Tactical reasons compelled him to join hands with the spokesmen of the right, on whose vote in the Politburo he was dependent. He also felt a closer affinity with the men of the new right than with his former partners. Bukharin, Rykov, and Tomsky accepted his socialism in one country, while Zinoviev and Kamenev denounced it. Bukharin may justly be regarded as the co-author of the doctrine. He supplied the theoretical arguments for it and he gave it that scholarly polish which it lacked in Stalin's more or less crude version.
(5) Nikolay Bukharin, in conversation with Theodore and Lydia Dann (1935)
It even makes him miserable that he cannot convince everyone, including himself, that he is a taller man than anybody else. That is his misfortune; it may be his most human trait and perhaps his only human trait; but his reaction to his 'misfortune' is not human - it is almost devilish; he cannot help taking revenge for it on others, any others, but especially those who are in some way better or more gifted than he is...
Any man who speaks better than he does is doomed; Stalin will not permit him to live, for this man will serve as an eternal reminder that he is not the first, not the best speaker; if any man writes better than he does, he is in trouble, for Stalin, and only Stalin, must be the greatest Russian writer... Yes, yes, he is a small, malignant man - or rather not a man but a devil...
It is not him we trust but the man in whom the party has reposed its confidence. It just so happened that he has become a sort of a symbol of the party. The lower classes, the workers, the people trust him; this may be our fault, but that's what has happened. That's why we all put our heads in his mouth... knowing for sure that one day he will gobble us up. He knows it, too, and merely waits for a propitious moment.

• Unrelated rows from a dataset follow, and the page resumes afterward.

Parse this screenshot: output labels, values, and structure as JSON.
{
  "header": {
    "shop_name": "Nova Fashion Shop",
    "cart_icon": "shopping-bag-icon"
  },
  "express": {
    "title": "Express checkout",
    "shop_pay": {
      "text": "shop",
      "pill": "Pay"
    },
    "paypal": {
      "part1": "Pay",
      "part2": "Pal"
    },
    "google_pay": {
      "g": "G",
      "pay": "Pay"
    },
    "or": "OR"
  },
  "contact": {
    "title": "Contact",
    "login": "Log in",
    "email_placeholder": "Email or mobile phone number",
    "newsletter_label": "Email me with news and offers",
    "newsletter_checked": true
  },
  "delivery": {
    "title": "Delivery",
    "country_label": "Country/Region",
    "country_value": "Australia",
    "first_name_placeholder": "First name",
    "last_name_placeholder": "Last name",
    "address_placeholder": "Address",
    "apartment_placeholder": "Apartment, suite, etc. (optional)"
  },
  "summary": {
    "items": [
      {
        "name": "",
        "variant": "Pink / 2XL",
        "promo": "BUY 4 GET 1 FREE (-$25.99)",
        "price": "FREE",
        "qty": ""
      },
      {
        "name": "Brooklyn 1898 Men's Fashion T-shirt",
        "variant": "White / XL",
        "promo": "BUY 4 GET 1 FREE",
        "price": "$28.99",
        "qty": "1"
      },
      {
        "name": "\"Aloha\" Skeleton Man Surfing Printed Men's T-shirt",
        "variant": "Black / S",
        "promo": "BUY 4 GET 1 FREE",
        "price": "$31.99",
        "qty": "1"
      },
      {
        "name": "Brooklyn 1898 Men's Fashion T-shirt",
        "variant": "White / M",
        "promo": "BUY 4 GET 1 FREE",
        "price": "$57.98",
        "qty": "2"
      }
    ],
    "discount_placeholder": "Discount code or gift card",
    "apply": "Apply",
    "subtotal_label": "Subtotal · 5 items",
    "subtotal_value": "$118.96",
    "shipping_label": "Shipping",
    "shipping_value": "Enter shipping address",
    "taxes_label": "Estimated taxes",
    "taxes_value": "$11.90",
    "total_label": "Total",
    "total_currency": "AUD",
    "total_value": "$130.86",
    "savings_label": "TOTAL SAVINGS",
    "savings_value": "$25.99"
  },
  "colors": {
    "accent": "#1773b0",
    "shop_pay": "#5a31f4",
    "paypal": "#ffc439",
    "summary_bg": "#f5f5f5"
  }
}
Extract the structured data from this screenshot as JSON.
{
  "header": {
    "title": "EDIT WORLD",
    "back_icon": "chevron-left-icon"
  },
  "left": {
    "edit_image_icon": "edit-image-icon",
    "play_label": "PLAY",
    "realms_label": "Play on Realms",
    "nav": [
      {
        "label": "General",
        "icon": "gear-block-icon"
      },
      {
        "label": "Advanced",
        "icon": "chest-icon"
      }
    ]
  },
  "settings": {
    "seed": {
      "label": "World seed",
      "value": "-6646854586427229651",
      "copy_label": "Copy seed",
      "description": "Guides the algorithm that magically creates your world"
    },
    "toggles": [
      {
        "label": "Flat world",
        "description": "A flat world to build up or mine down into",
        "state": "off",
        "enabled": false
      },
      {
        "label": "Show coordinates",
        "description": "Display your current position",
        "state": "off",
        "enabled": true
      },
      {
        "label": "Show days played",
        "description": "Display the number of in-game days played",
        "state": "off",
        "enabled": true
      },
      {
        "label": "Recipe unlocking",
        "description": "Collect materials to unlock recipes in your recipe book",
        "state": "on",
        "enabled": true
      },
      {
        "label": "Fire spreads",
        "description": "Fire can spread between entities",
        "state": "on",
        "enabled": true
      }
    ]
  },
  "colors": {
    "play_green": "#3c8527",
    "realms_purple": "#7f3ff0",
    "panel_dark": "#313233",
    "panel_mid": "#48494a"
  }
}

(6) Raphael R. Abramovitch, The Soviet Revolution: 1917-1939 (1962)
Bukharin, who still had a little fight left in him, was extinguished by the concerted efforts of the public prosecutor, the presiding judge, GPU agents and former friends. Even a strong and proud man like Bukharin was unable to escape the traps set for him. The trial took its usual course, except that one session had to be hastily adjourned when Krestinsky refused to follow the script. At the next session, he was compliant. All the defendants were condemned to death and shot.
(7) Freda Kirchwey, The Nation (March, 1938)
The trial of Bukharin and his fellow oppositionists has broken about the ears of the world like the detonation of a bomb. One can hear the cracking of liberal hopes; of the dream of anti-fascist unity; of a whole system of revolutionary philosophy wherever democracy is threatened, the significance of the trial will be anxiously weighed.
In spite of the trials, I believe Russia is dependable; that it wants peace, and will join in any joint effort to check Hitler and Mussolini, and will also fight if necessary. Russia is still the strongest reason for hope.